Avec son directeur, Emmanuel De Merode, ils ont convenu de documenter avec soins toute preuve de corruption liées à ce dossier ; ils ont rencontré un metteur en scène qui a aidé Rodrigue Katembo à utiliser des caméras cachées afin d’enregistrer des images des employés et des sous-traitants de SOCO offrant des pots de vin et discutant d’activités illégales.
En 2011, au cours d’une de ses patrouilles matinales habituelles, Rodrigue Mugaruka Katembo est tombé sur quelques véhicules dont les occupants affirmaient avoir l’autorisation légale de venir dans le Parc National des Virunga pour y installer une base d’exploration pétrolière près de la rivière Rutshuru, à Nyamushengero «Qu’ils aient des autorisations venues directement de Kinshasa, pour moi, toute activité contraire à la conservation des parcs était illégale», a précisé Rodrigue Mugaruka Katembo.
Une vie dédiée
Rodrigue Katembo a payé un lourd prix pour son militantisme. En septembre 2013, il a été arrêté et torturé pendant 17 jours. Il a repris son travail dès sa libération. «C’était dur pour ma famille. Je savais que j’allais mourir parce que le dossier était sensible», a-t-il reconnu. A ce jour, Rodrigue Katembo est le gestionnaire du Parc National de l’Upemba, où il poursuit son travail de défense de la vie sauvage contre les actes de braconnage, d’exploitation illicite des minerais et contre l’installation de villages illicites administrés par des milices en plein cœur du Parc. En 2016, il a réussi à chasser plus de 1400 creuseurs artisanaux de coltan et cassitérite, et a contribué à la fermeture de huit carrières minières. Avec ses rangers, il a également assuré le gardiennage des derniers éléphants du Katanga contre leur braconnage, et 68 autres éléphants ont pu retourner dans le Parc depuis avril 2016. Rodrigue Katembo a amené des activités contre la déforestation de la vallée de la rivière Lufira et a renforcé les patrouilles pour protéger les derniers zèbres de la RD-Congo: leurs effectifs sont passés de 54 individus en mai 2015 à 72 aujourd’hui.
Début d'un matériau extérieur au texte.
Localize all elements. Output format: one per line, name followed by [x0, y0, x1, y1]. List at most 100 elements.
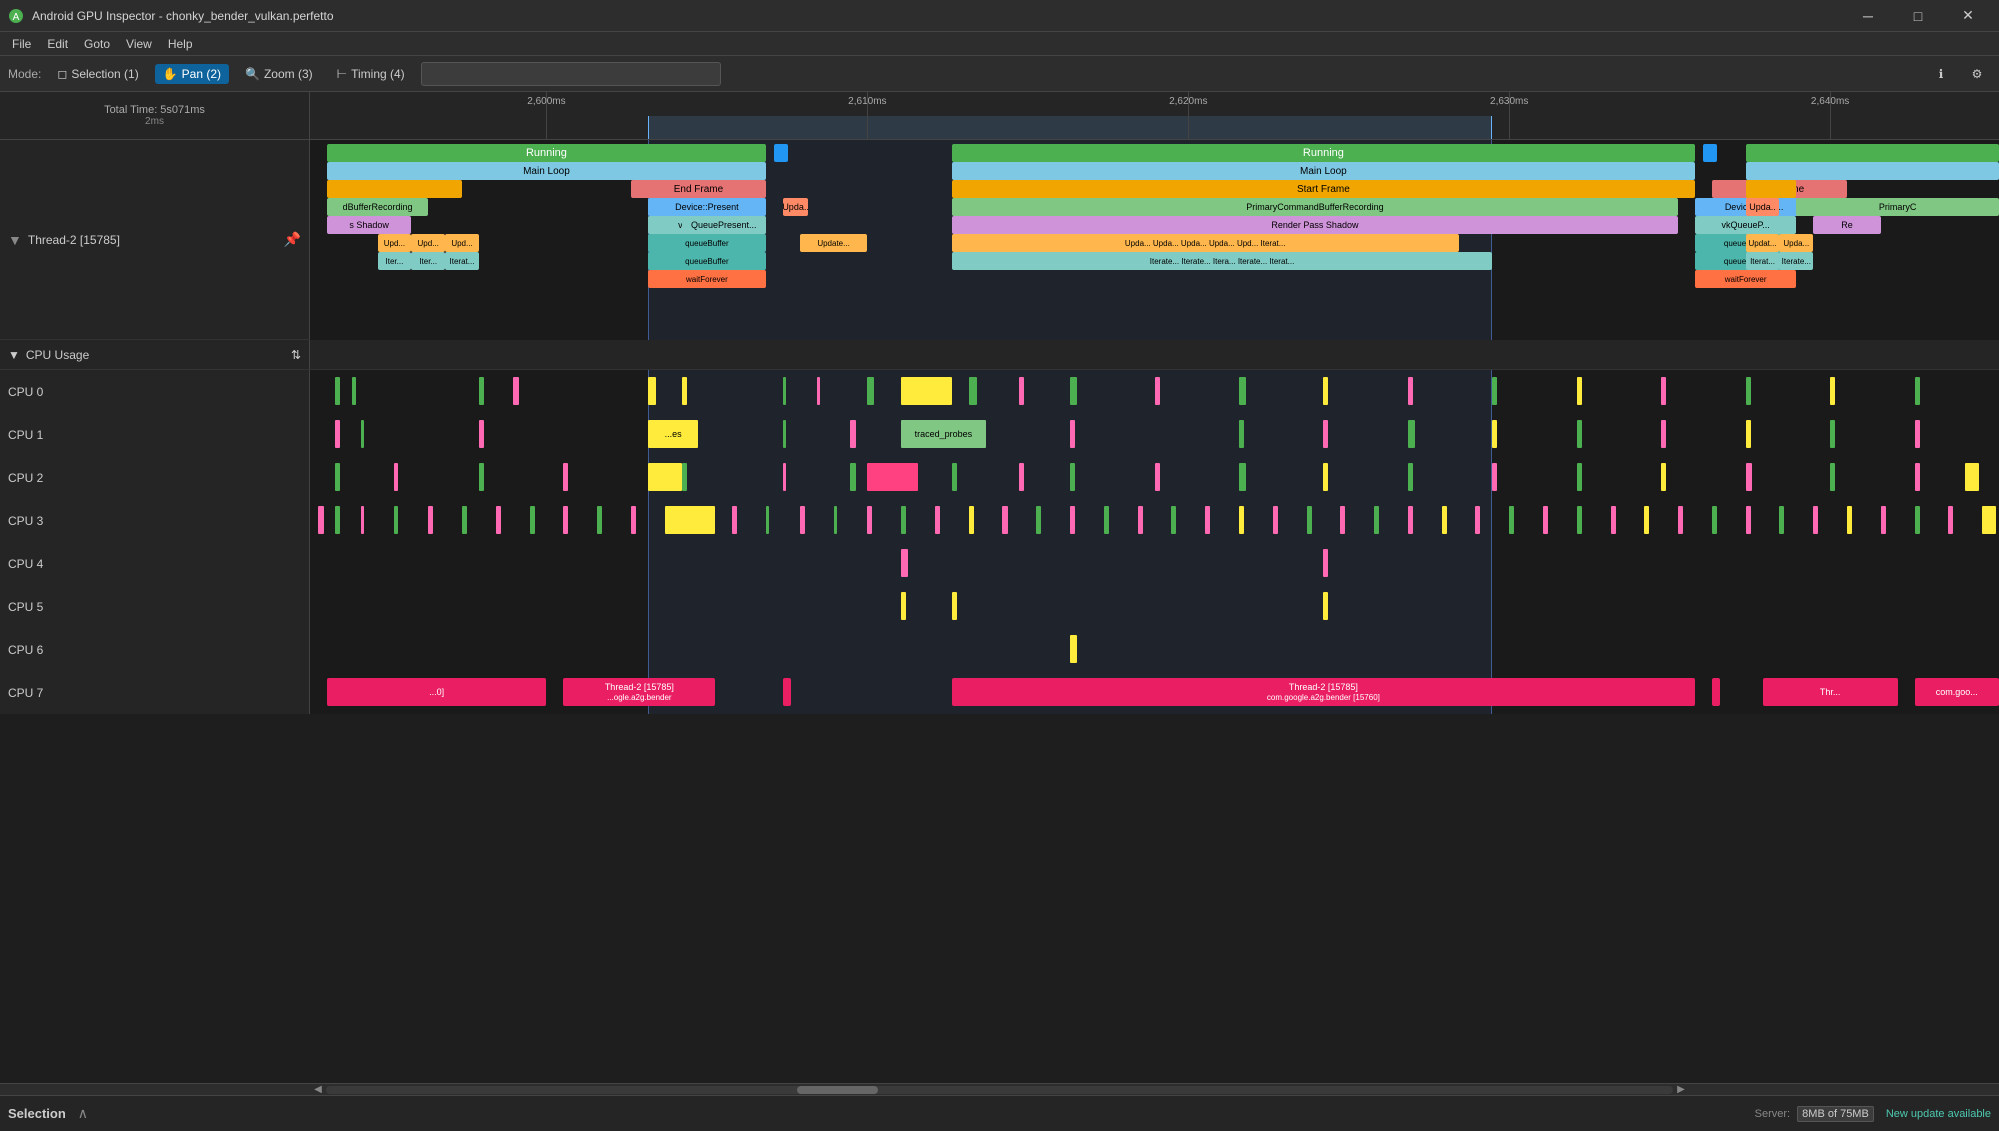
cpu2-content[interactable]: [310, 456, 1999, 499]
cpu5-content[interactable]: [310, 585, 1999, 628]
cpu1-bar-4[interactable]: [783, 420, 786, 448]
wait-1[interactable]: waitForever: [1695, 270, 1796, 288]
cpu3-bar-39[interactable]: [1644, 506, 1649, 534]
upd-r2[interactable]: Upda...: [1779, 234, 1813, 252]
cpu0-bar-18[interactable]: [1577, 377, 1582, 405]
cpu2-bar-2[interactable]: [479, 463, 484, 491]
cpu4-bar-1[interactable]: [1323, 549, 1328, 577]
cpu1-content[interactable]: ...estraced_probes: [310, 413, 1999, 456]
cpu1-bar-8[interactable]: [1239, 420, 1244, 448]
cpu1-bar-14[interactable]: [1746, 420, 1751, 448]
cpu3-bar-2[interactable]: [361, 506, 364, 534]
iter-many[interactable]: Iterate... Iterate... Itera... Iterate..…: [952, 252, 1492, 270]
cpu2-bar-14[interactable]: [1323, 463, 1328, 491]
close-button[interactable]: ✕: [1945, 0, 1991, 32]
cpu2-bar-17[interactable]: [1577, 463, 1582, 491]
cpu1-bar-0[interactable]: [335, 420, 340, 448]
cpu3-bar-29[interactable]: [1307, 506, 1312, 534]
timeline-ruler[interactable]: 22.839ms 2,600ms 2,610ms 2,620ms 2,630ms…: [310, 92, 1999, 139]
cpu1-bar-13[interactable]: [1661, 420, 1666, 448]
cpu7-thread-3[interactable]: Thread-2 [15785]com.google.a2g.bender [1…: [952, 678, 1695, 706]
upda-1[interactable]: Upda..: [1746, 198, 1780, 216]
cpu1-bar-11[interactable]: [1492, 420, 1497, 448]
cpu3-bar-16[interactable]: [867, 506, 872, 534]
upda-0[interactable]: Upda..: [783, 198, 808, 216]
thread2-content[interactable]: Running Running Main Loop Main Loop End …: [310, 140, 1999, 340]
mainloop-1[interactable]: Main Loop: [952, 162, 1695, 180]
iterat-r[interactable]: Iterat...: [1746, 252, 1780, 270]
menu-goto[interactable]: Goto: [76, 35, 118, 53]
cpu3-bar-31[interactable]: [1374, 506, 1379, 534]
cpu0-bar-9[interactable]: [901, 377, 952, 405]
collapse-icon[interactable]: ∧: [78, 1105, 88, 1122]
re-label[interactable]: Re: [1813, 216, 1881, 234]
cpu2-bar-9[interactable]: [952, 463, 957, 491]
cpu3-bar-8[interactable]: [563, 506, 568, 534]
vkqueue-1[interactable]: vkQueueP...: [1695, 216, 1796, 234]
cpu2-bar-11[interactable]: [1070, 463, 1075, 491]
cpu2-bar-1[interactable]: [394, 463, 397, 491]
iterat-r2[interactable]: Iterate...: [1779, 252, 1813, 270]
cpu1-bar-12[interactable]: [1577, 420, 1582, 448]
cpu3-bar-49[interactable]: [1982, 506, 1996, 534]
cpu3-bar-10[interactable]: [631, 506, 636, 534]
cpu3-bar-11[interactable]: [665, 506, 716, 534]
scroll-left[interactable]: ◀: [310, 1084, 326, 1096]
cpu0-bar-14[interactable]: [1239, 377, 1246, 405]
cpu3-bar-32[interactable]: [1408, 506, 1413, 534]
cpu2-bar-18[interactable]: [1661, 463, 1666, 491]
thread2-pin-btn[interactable]: 📌: [284, 231, 301, 248]
cpu2-bar-8[interactable]: [867, 463, 918, 491]
cpu3-bar-15[interactable]: [834, 506, 837, 534]
cpu3-content[interactable]: [310, 499, 1999, 542]
cpu0-bar-3[interactable]: [513, 377, 520, 405]
cpu2-bar-21[interactable]: [1915, 463, 1920, 491]
cpu7-thread-4[interactable]: [1712, 678, 1720, 706]
cpu0-bar-0[interactable]: [335, 377, 340, 405]
cpu3-bar-37[interactable]: [1577, 506, 1582, 534]
cpu3-bar-3[interactable]: [394, 506, 397, 534]
cpu0-bar-17[interactable]: [1492, 377, 1497, 405]
menu-help[interactable]: Help: [160, 35, 201, 53]
cpu0-bar-19[interactable]: [1661, 377, 1666, 405]
mainloop-0[interactable]: Main Loop: [327, 162, 766, 180]
cpu2-bar-0[interactable]: [335, 463, 340, 491]
cpu2-bar-22[interactable]: [1965, 463, 1979, 491]
mode-timing[interactable]: ⊢ Timing (4): [329, 64, 413, 84]
device-present-0[interactable]: Device::Present: [648, 198, 766, 216]
cpu2-bar-7[interactable]: [850, 463, 855, 491]
cpu0-content[interactable]: [310, 370, 1999, 413]
cpu3-bar-13[interactable]: [766, 506, 769, 534]
cpu2-bar-5[interactable]: [682, 463, 687, 491]
cpu3-bar-22[interactable]: [1070, 506, 1075, 534]
iter-1[interactable]: Iter...: [411, 252, 445, 270]
maximize-button[interactable]: □: [1895, 0, 1941, 32]
cpu2-bar-4[interactable]: [648, 463, 682, 491]
upd-0[interactable]: Upd...: [378, 234, 412, 252]
cpu3-bar-28[interactable]: [1273, 506, 1278, 534]
search-input[interactable]: [421, 62, 721, 86]
cpu2-bar-3[interactable]: [563, 463, 568, 491]
mainloop-2[interactable]: [1746, 162, 1999, 180]
cpu0-bar-11[interactable]: [1019, 377, 1024, 405]
cpu7-thread-2[interactable]: [783, 678, 791, 706]
cpu0-bar-1[interactable]: [352, 377, 355, 405]
buffer-rec-0[interactable]: dBufferRecording: [327, 198, 428, 216]
cpu2-bar-12[interactable]: [1155, 463, 1160, 491]
cpu3-bar-4[interactable]: [428, 506, 433, 534]
cpu3-bar-48[interactable]: [1948, 506, 1953, 534]
queue-buf-2[interactable]: queueBuffer: [648, 252, 766, 270]
cpu6-content[interactable]: [310, 628, 1999, 671]
cpu3-bar-12[interactable]: [732, 506, 737, 534]
cpu3-bar-27[interactable]: [1239, 506, 1244, 534]
cpu2-bar-10[interactable]: [1019, 463, 1024, 491]
cpu7-thread-6[interactable]: com.goo...: [1915, 678, 1999, 706]
cpu1-bar-16[interactable]: [1915, 420, 1920, 448]
cpu3-bar-0[interactable]: [318, 506, 323, 534]
mode-pan[interactable]: ✋ Pan (2): [155, 64, 229, 84]
start-frame[interactable]: Start Frame: [952, 180, 1695, 198]
cpu3-bar-40[interactable]: [1678, 506, 1683, 534]
cpu3-bar-47[interactable]: [1915, 506, 1920, 534]
cpu3-bar-6[interactable]: [496, 506, 501, 534]
cpu1-bar-10[interactable]: [1408, 420, 1415, 448]
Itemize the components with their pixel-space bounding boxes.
Remis tous les ans à des héros de l’environnement issus des six continents habités, le Goldman Prize rend hommage aux personnes luttant pour la protection de l’environnement et leurs communautés. Le prix a été créé en 1989 par Richard N. Goldman et sa femme Rhoda H. Goldman, philanthropes et défenseurs des droits civiques.
Rodrigue Katembo a gagné ce prix devant cinq autres candidats venus de l’Amérique, Australie, de l’Inde, de la Slovénie, du Guatemala.